Republican Senator Rand Paul and Democratic Senator Patrick Leahy have pledged to fight back against Attorney General Jeff Sessions’ vow to seek the longest possible sentences even for non-violent drug offenses. Paul, Leahy, and Democrat Jeff Merkley have introduced the Justice Safety Valve Act, which would allow federal judges the discretion to give out sentences below the mandatory minimum in some cases. The Senators noted the failure of increasing incarceration to lower crime rates, as well as the extraordinary cost to taxpayers. They also noted the ineffectiveness of Sessions’ approach for treating opioid addiction.
A bill has been introduced in the House which would require sex offenders to pay an initial registration fee of ninety dollars and an annual registration fee of ninety dollars on the anniversary of the initial registration date. The attorney general would recover delinquent fees in a civil action. Fees would be used to offset costs associated with the registration of sex offenders.
Judge Marion Warren, Director of N.C. Administrative Office of the Courts appeared before the Senate Judiciary Committee to present a plan that proposes to unify NC treatment courts and put them in every judicial district in the State. The plan, entitled Judicially Managed Accountability and Recovery Act (JMARA), proposes to coordinate court, community, and college social work resources for accountability and recovery in our communities.
According to the presentation, this model will provide treatment, when needed, and case management. The treatment would be provided by community treatment providers, with little to no funds from the state. Senator Barringer expressed approval for the plan and emphasized that there are many community based recovery and support programs that are volunteer based, requiring no additional funding from the state. Judge Warren stated that he thought the many case managers that would be needed for this plan could be harvested from the schools of social work at the colleges and universities around the state. He indicated that, under the supervision of professionals, these students would benefit from practical, real world experience and the state would benefit financially from using students in this important role.
Senator Van Duyn expressed concern for the DWI Court in her county of Buncombe, which she felt may be threatened by this new statewide plan. Judge Warren indicated that the existing treatment courts would be folded into the new system. How that would happen and who would fund those new courts is currently undecided.
There is currently no legislation that associated with this model. We will continue to closely follow and report on this proposal.
Return with Honor is a new nonprofit in Brunswick County dedicated to creating employment opportunities and training for people who have served in the military and are ex-offenders. Specifically, Return with Honor will hire people who have served in the military to train and mange people who are on house arrest, work release, probation, parole or weekend jail. The goal is to address employment issues for people who served in the military and to help reduce recidivism by creating a strong reentry program for the criminally involved.
This combination of helping employ ex-military and ex-offenders is exactly the type of community based program desperately needed in North Carolina. To reduce the overuse of jails and prisons, there must be support systems available to those people reentering society to break the cycle of recidivism. In 2015-2016, North Carolina released almost 24,000 people from prison. This number does not include all the people who reenter communities from jails and probation. The Carolina Justice Policy Center makes it a priority to support entities that are working to make reentry a positive experience that reduces recidivism.
Return with Honor is hosting an open house on April 6, 2017 from noon until 1pm. Learn more about Return with Honor »

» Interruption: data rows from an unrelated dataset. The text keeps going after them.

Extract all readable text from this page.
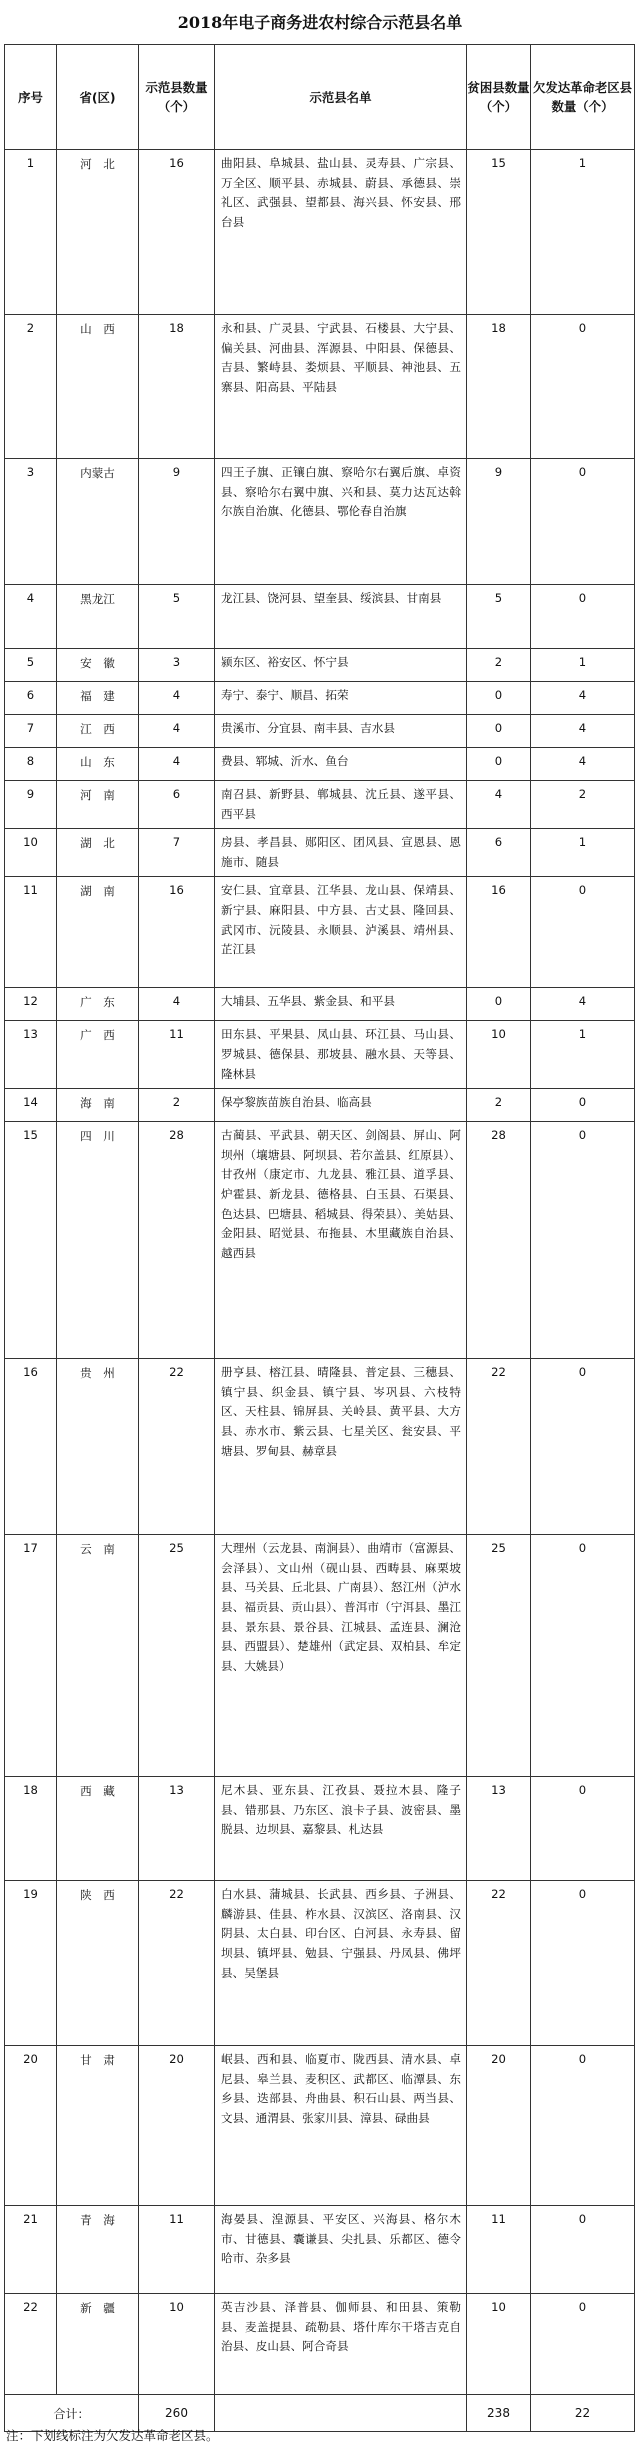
2018年电子商务进农村综合示范县名单
序号	省(区)	示范县数量（个）	示范县名单	贫困县数量（个）	欠发达革命老区县数量（个）
1	河　北	16	曲阳县、阜城县、盐山县、灵寿县、广宗县、万全区、顺平县、赤城县、蔚县、承德县、崇礼区、武强县、望都县、海兴县、怀安县、邢台县	15	1
2	山　西	18	永和县、广灵县、宁武县、石楼县、大宁县、偏关县、河曲县、浑源县、中阳县、保德县、吉县、繁峙县、娄烦县、平顺县、神池县、五寨县、阳高县、平陆县	18	0
3	内蒙古	9	四王子旗、正镶白旗、察哈尔右翼后旗、卓资县、察哈尔右翼中旗、兴和县、莫力达瓦达斡尔族自治旗、化德县、鄂伦春自治旗	9	0
4	黑龙江	5	龙江县、饶河县、望奎县、绥滨县、甘南县	5	0
5	安　徽	3	颍东区、裕安区、怀宁县	2	1
6	福　建	4	寿宁、泰宁、顺昌、拓荣	0	4
7	江　西	4	贵溪市、分宜县、南丰县、吉水县	0	4
8	山　东	4	费县、郓城、沂水、鱼台	0	4
9	河　南	6	南召县、新野县、郸城县、沈丘县、遂平县、西平县	4	2
10	湖　北	7	房县、孝昌县、郧阳区、团风县、宣恩县、恩施市、随县	6	1
11	湖　南	16	安仁县、宜章县、江华县、龙山县、保靖县、新宁县、麻阳县、中方县、古丈县、隆回县、武冈市、沅陵县、永顺县、泸溪县、靖州县、芷江县	16	0
12	广　东	4	大埔县、五华县、紫金县、和平县	0	4
13	广　西	11	田东县、平果县、凤山县、环江县、马山县、罗城县、德保县、那坡县、融水县、天等县、隆林县	10	1
14	海　南	2	保亭黎族苗族自治县、临高县	2	0
15	四　川	28	古蔺县、平武县、朝天区、剑阁县、屏山、阿坝州（壤塘县、阿坝县、若尔盖县、红原县）、甘孜州（康定市、九龙县、雅江县、道孚县、炉霍县、新龙县、德格县、白玉县、石渠县、色达县、巴塘县、稻城县、得荣县）、美姑县、金阳县、昭觉县、布拖县、木里藏族自治县、越西县	28	0
16	贵　州	22	册亨县、榕江县、晴隆县、普定县、三穗县、镇宁县、织金县、镇宁县、岑巩县、六枝特区、天柱县、锦屏县、关岭县、黄平县、大方县、赤水市、紫云县、七星关区、瓮安县、平塘县、罗甸县、赫章县	22	0
17	云　南	25	大理州（云龙县、南涧县）、曲靖市（富源县、会泽县）、文山州（砚山县、西畴县、麻栗坡县、马关县、丘北县、广南县）、怒江州（泸水县、福贡县、贡山县）、普洱市（宁洱县、墨江县、景东县、景谷县、江城县、孟连县、澜沧县、西盟县）、楚雄州（武定县、双柏县、牟定县、大姚县）	25	0
18	西　藏	13	尼木县、亚东县、江孜县、聂拉木县、隆子县、错那县、乃东区、浪卡子县、波密县、墨脱县、边坝县、嘉黎县、札达县	13	0
19	陕　西	22	白水县、蒲城县、长武县、西乡县、子洲县、麟游县、佳县、柞水县、汉滨区、洛南县、汉阴县、太白县、印台区、白河县、永寿县、留坝县、镇坪县、勉县、宁强县、丹凤县、佛坪县、吴堡县	22	0
20	甘　肃	20	岷县、西和县、临夏市、陇西县、清水县、卓尼县、皋兰县、麦积区、武都区、临潭县、东乡县、迭部县、舟曲县、积石山县、两当县、文县、通渭县、张家川县、漳县、碌曲县	20	0
21	青　海	11	海晏县、湟源县、平安区、兴海县、格尔木市、甘德县、囊谦县、尖扎县、乐都区、德令哈市、杂多县	11	0
22	新　疆	10	英吉沙县、泽普县、伽师县、和田县、策勒县、麦盖提县、疏勒县、塔什库尔干塔吉克自治县、皮山县、阿合奇县	10	0
合计：		260		238	22
注：下划线标注为欠发达革命老区县。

The fifth annual Law Enforcement Summit on Heroin and Fentanyl, hosted by NC Harm Reduction, was last week, as reported by News and Observer. Advocates and members of law enforcement from across North Carolina participated in the summit, which was held at N.C. Museum of History
Presenters gave valuable information on the dangerous impacts on increased fentanyl use and the real risk this drug creates for our communities. According to the National Institute on Drug Abuse (NIDA) fentanyl is a “powerful synthetic opioid analgesic that is similar to morphine but is 50-100 times more potent.” Presenters from as far away as Massachusetts, offered first hand accounts of the programs they are successfully using to divert the drug addicted to treatment.